Scoppia la polemica per le bancarelle di Santa Chiara lasciate all’abbandono Prospero: gestione inadeguata. Il sindaco: non c’entriamo ma aperti alle idee
VASTO. Ha smesso di piovere ed è tornato il sole. Però è rimasto vuoto il mercato di Santa Chiara. E probabilmente sarà così anche oggi. «Questa struttura», attacca il segretario di Fratelli d’Italia Marco Di Michele Marisi, «viene utilizzata solo al sabato e non è giusto. Il Comune non può far finta di non vedere. Sarebbe opportuno organizzare un tavolo per valutare se è possibile trovare soluzioni». Il centrodestra non esclude di avviare anche una petizione e una campagna «per la rinascita del mercato». Anche i commercianti del centro storico ritengono che «ripopolare» il mercato coperto gioverebbe anche alle altre attività commerciali della zona.
La proprietà dell’immobile è del Comune, mentre la gestione è stata affidata dal 2015 a un’associazione che raggruppa gli agricoltori della Cia e i commercianti della Confesercenti. «Fino al 2015», dice il sindaco Francesco Menna, «quella struttura era in abbandono. Il Comune le ha ridato dignità. La gestione non è del Comune ma se qualcuno ha suggerimenti e proposte capaci di portare benefici io sono pronto ad ascoltarli, anche se ritengo che le idee siano da avanzare all’ati che ha la gestione», afferma Menna.

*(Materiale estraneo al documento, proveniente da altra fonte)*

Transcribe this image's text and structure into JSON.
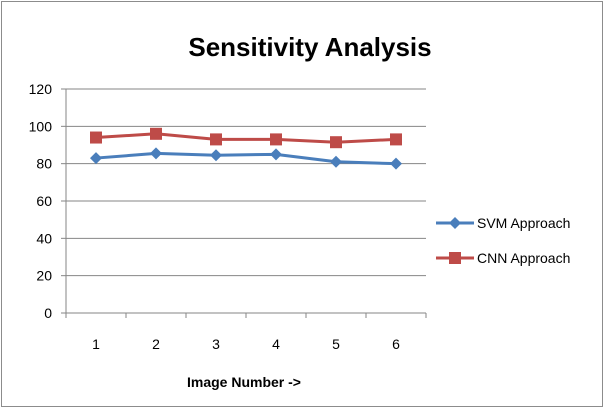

Quello che tutti criticano è il fatto che la struttura venga utilizzata un solo giorno alla settimana da chi ha affittato un posto. «L’attuale gestione del mercato coperto di Santa Chiara», afferma Francesco Prospero, consigliere comunale di Fratelli d’Italia, «risulta inadeguata dal momento che non è vero quello che afferma Menna. Il mercato non è stato affatto rivitalizzato né tantomeno la sua “riorganizzazione” è servita a dare alla struttura quella capacità di fungere da attrattiva rispetto ad un centro storico spopolato e anche poco frequentato. La presenza dei coltivatori in maggioranza il sabato, senza che durante la settimana vi sia assicurata la presenza adeguata di venditori, fa sì che di fatto il mercato Santa Chiara funzioni solo un giorno a settimana, con tutto quello che ne consegue. Occorrerebbe rivedere la gestione dello stesso e il regolamento sulla occupazione dei posti, cercando di garantire non solo spazio a più commercianti, ma anche maggiore copertura dei giorni da parte dei venditori. Inoltre, la gestione dovrebbe puntare, come già accade altrove, all’organizzazione di eventi enogastronomici che potrebbero far conoscere il mercato di Santa Chiara anche ai più giovani che, ad oggi, ne ignorano l’esistenza». D’accordo con Prospero anche il collega Vincenzo Suriani.
Anche i cittadini chiedono all’ati di modificare i contratti di locazione dei banchi aggiungendo l’obbligatorietà della presenza: «Che senso ha affittare lo spazio per un banco e lasciarlo vuoto? È un’assurdità», insistono i vastesi, «è un peccato per la struttura e il centro storico».